Feature Modeling and Dimensionality Reduction to Improve ML-Based DDOS Detection Systems in SDN Environment

Abstract

Distributed Denial of Service (DDoS) attacks are one of the most significant challenges in network security, especially in the Software-Defined Network (SDN) environment, due to the centralized network management provided by the Control Plane. Considering the insufficiency of traditional detection approaches because of the growth and sophistication of DDoS attacks, exploiting Machine Learning (ML) techniques is in high demand. For this, feature modeling is essential to obtain an effective ML-based DDoS detection system, especially in the pre-processing phase. In this paper, we proposed and implemented a pre-processing model based on deep studying the dataset, going so far as to increase the features number for a better representation and, if necessary, minimize the data dimension by exploring some dimensionality reduction techniques such as Principal Component Analysis (PCA) or t-distributed Stochastic Neighbor Embedding (t-SNE).

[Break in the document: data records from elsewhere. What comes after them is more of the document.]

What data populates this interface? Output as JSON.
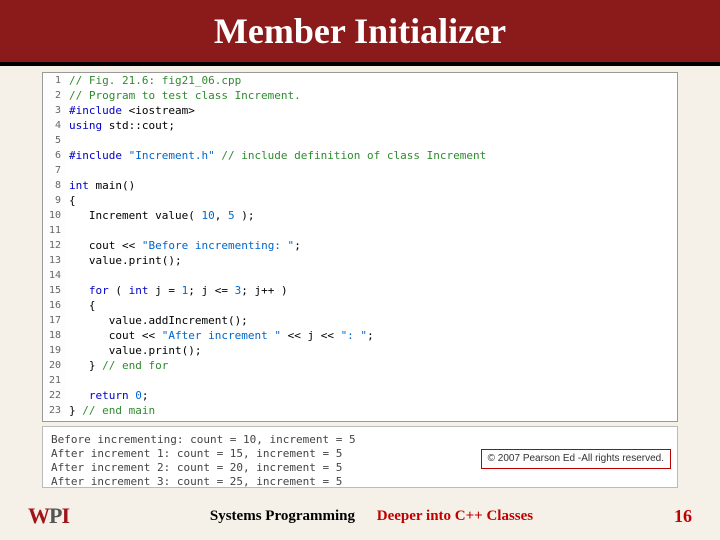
{
  "title": "Member Initializer",
  "code": [
    {
      "n": "1",
      "cls": "c-comment",
      "t": "// Fig. 21.6: fig21_06.cpp"
    },
    {
      "n": "2",
      "cls": "c-comment",
      "t": "// Program to test class Increment."
    },
    {
      "n": "3",
      "cls": "mix",
      "html": "<span class='c-keyword'>#include</span> <span class='c-plain'>&lt;iostream&gt;</span>"
    },
    {
      "n": "4",
      "cls": "mix",
      "html": "<span class='c-keyword'>using</span> <span class='c-plain'>std::cout;</span>"
    },
    {
      "n": "5",
      "cls": "c-plain",
      "t": ""
    },
    {
      "n": "6",
      "cls": "mix",
      "html": "<span class='c-keyword'>#include</span> <span class='c-string'>\"Increment.h\"</span> <span class='c-comment'>// include definition of class Increment</span>"
    },
    {
      "n": "7",
      "cls": "c-plain",
      "t": ""
    },
    {
      "n": "8",
      "cls": "mix",
      "html": "<span class='c-type'>int</span> <span class='c-plain'>main()</span>"
    },
    {
      "n": "9",
      "cls": "c-plain",
      "t": "{"
    },
    {
      "n": "10",
      "cls": "mix",
      "html": "   <span class='c-plain'>Increment value(</span> <span class='c-num'>10</span><span class='c-plain'>,</span> <span class='c-num'>5</span> <span class='c-plain'>);</span>"
    },
    {
      "n": "11",
      "cls": "c-plain",
      "t": ""
    },
    {
      "n": "12",
      "cls": "mix",
      "html": "   <span class='c-plain'>cout &lt;&lt;</span> <span class='c-string'>\"Before incrementing: \"</span><span class='c-plain'>;</span>"
    },
    {
      "n": "13",
      "cls": "c-plain",
      "t": "   value.print();"
    },
    {
      "n": "14",
      "cls": "c-plain",
      "t": ""
    },
    {
      "n": "15",
      "cls": "mix",
      "html": "   <span class='c-keyword'>for</span> <span class='c-plain'>(</span> <span class='c-type'>int</span> <span class='c-plain'>j =</span> <span class='c-num'>1</span><span class='c-plain'>; j &lt;=</span> <span class='c-num'>3</span><span class='c-plain'>; j++ )</span>"
    },
    {
      "n": "16",
      "cls": "c-plain",
      "t": "   {"
    },
    {
      "n": "17",
      "cls": "c-plain",
      "t": "      value.addIncrement();"
    },
    {
      "n": "18",
      "cls": "mix",
      "html": "      <span class='c-plain'>cout &lt;&lt;</span> <span class='c-string'>\"After increment \"</span> <span class='c-plain'>&lt;&lt; j &lt;&lt;</span> <span class='c-string'>\": \"</span><span class='c-plain'>;</span>"
    },
    {
      "n": "19",
      "cls": "c-plain",
      "t": "      value.print();"
    },
    {
      "n": "20",
      "cls": "mix",
      "html": "   <span class='c-plain'>}</span> <span class='c-comment'>// end for</span>"
    },
    {
      "n": "21",
      "cls": "c-plain",
      "t": ""
    },
    {
      "n": "22",
      "cls": "mix",
      "html": "   <span class='c-keyword'>return</span> <span class='c-num'>0</span><span class='c-plain'>;</span>"
    },
    {
      "n": "23",
      "cls": "mix",
      "html": "<span class='c-plain'>}</span> <span class='c-comment'>// end main</span>"
    }
  ],
  "output": [
    "Before incrementing: count = 10, increment = 5",
    "After increment 1: count = 15, increment = 5",
    "After increment 2: count = 20, increment = 5",
    "After increment 3: count = 25, increment = 5"
  ],
  "copyright": "© 2007 Pearson Ed -All rights reserved.",
  "footer": {
    "logo_w": "W",
    "logo_p": "P",
    "logo_i": "I",
    "left": "Systems Programming",
    "right": "Deeper into C++ Classes",
    "page": "16"
  }
}
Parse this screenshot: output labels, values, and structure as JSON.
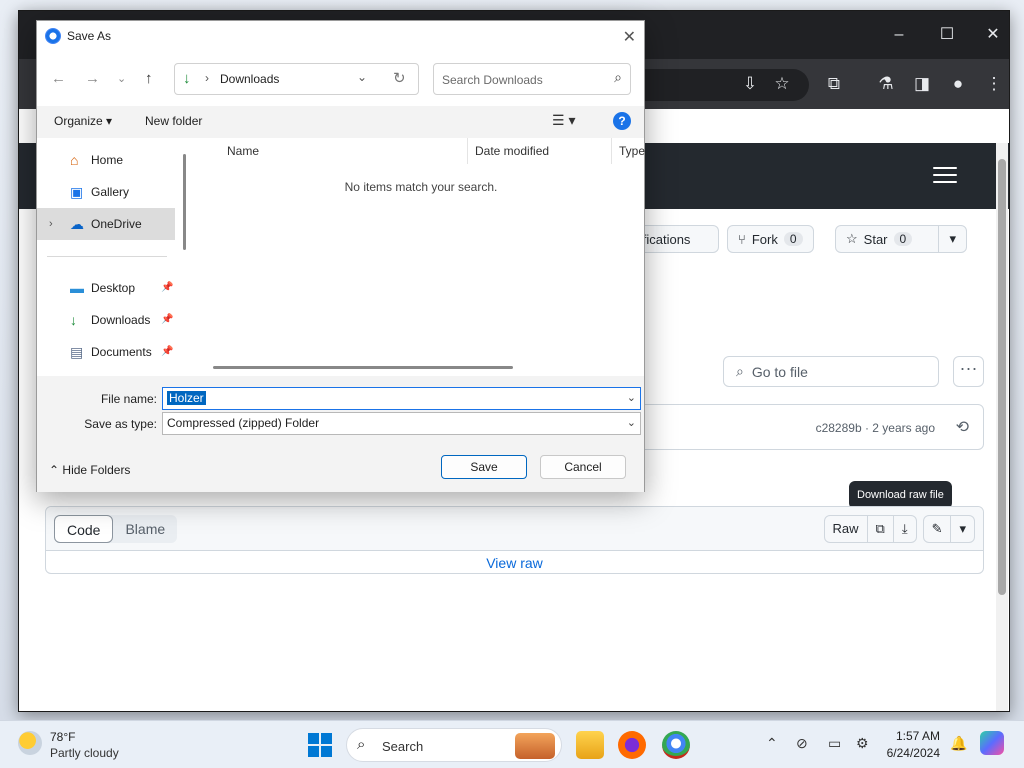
{
  "dialog": {
    "title": "Save As",
    "address": "Downloads",
    "search_placeholder": "Search Downloads",
    "organize_label": "Organize",
    "new_folder_label": "New folder",
    "nav_items": [
      {
        "label": "Home",
        "icon": "home-icon"
      },
      {
        "label": "Gallery",
        "icon": "gallery-icon"
      },
      {
        "label": "OneDrive",
        "icon": "onedrive-icon"
      },
      {
        "label": "Desktop",
        "icon": "desktop-icon"
      },
      {
        "label": "Downloads",
        "icon": "downloads-icon"
      },
      {
        "label": "Documents",
        "icon": "documents-icon"
      }
    ],
    "columns": [
      "Name",
      "Date modified",
      "Type"
    ],
    "empty_message": "No items match your search.",
    "file_name_label": "File name:",
    "file_name_value": "Holzer",
    "save_type_label": "Save as type:",
    "save_type_value": "Compressed (zipped) Folder",
    "hide_folders_label": "Hide Folders",
    "save_label": "Save",
    "cancel_label": "Cancel"
  },
  "github": {
    "notifications_label": "otifications",
    "fork_label": "Fork",
    "fork_count": "0",
    "star_label": "Star",
    "star_count": "0",
    "go_to_file": "Go to file",
    "commit_meta": "c28289b · 2 years ago",
    "code_tab": "Code",
    "blame_tab": "Blame",
    "raw_label": "Raw",
    "view_raw": "View raw",
    "tooltip": "Download raw file"
  },
  "taskbar": {
    "temperature": "78°F",
    "condition": "Partly cloudy",
    "search_label": "Search",
    "time": "1:57 AM",
    "date": "6/24/2024"
  },
  "colors": {
    "accent": "#0067c0",
    "github_header": "#24292f",
    "link": "#0969da"
  }
}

Moreover, to invest even more in our conceptual aspect relating to SDN environments, as specified in the above-cited challenge, we have chosen to implement our proposed model using an open-source SDN dataset created specially in an SDN environment. Then, the statistical characteristics of these correlations are analyzed. In addition, eight ML techniques between supervised and unsupervised models were used in our work to detect DDoS attacks. Finally, we compared our proposed model with other existing approaches. The outcome showed that the detecting reliability is improved, and the method has a good effect on detecting DDoS attacks compared with other methods.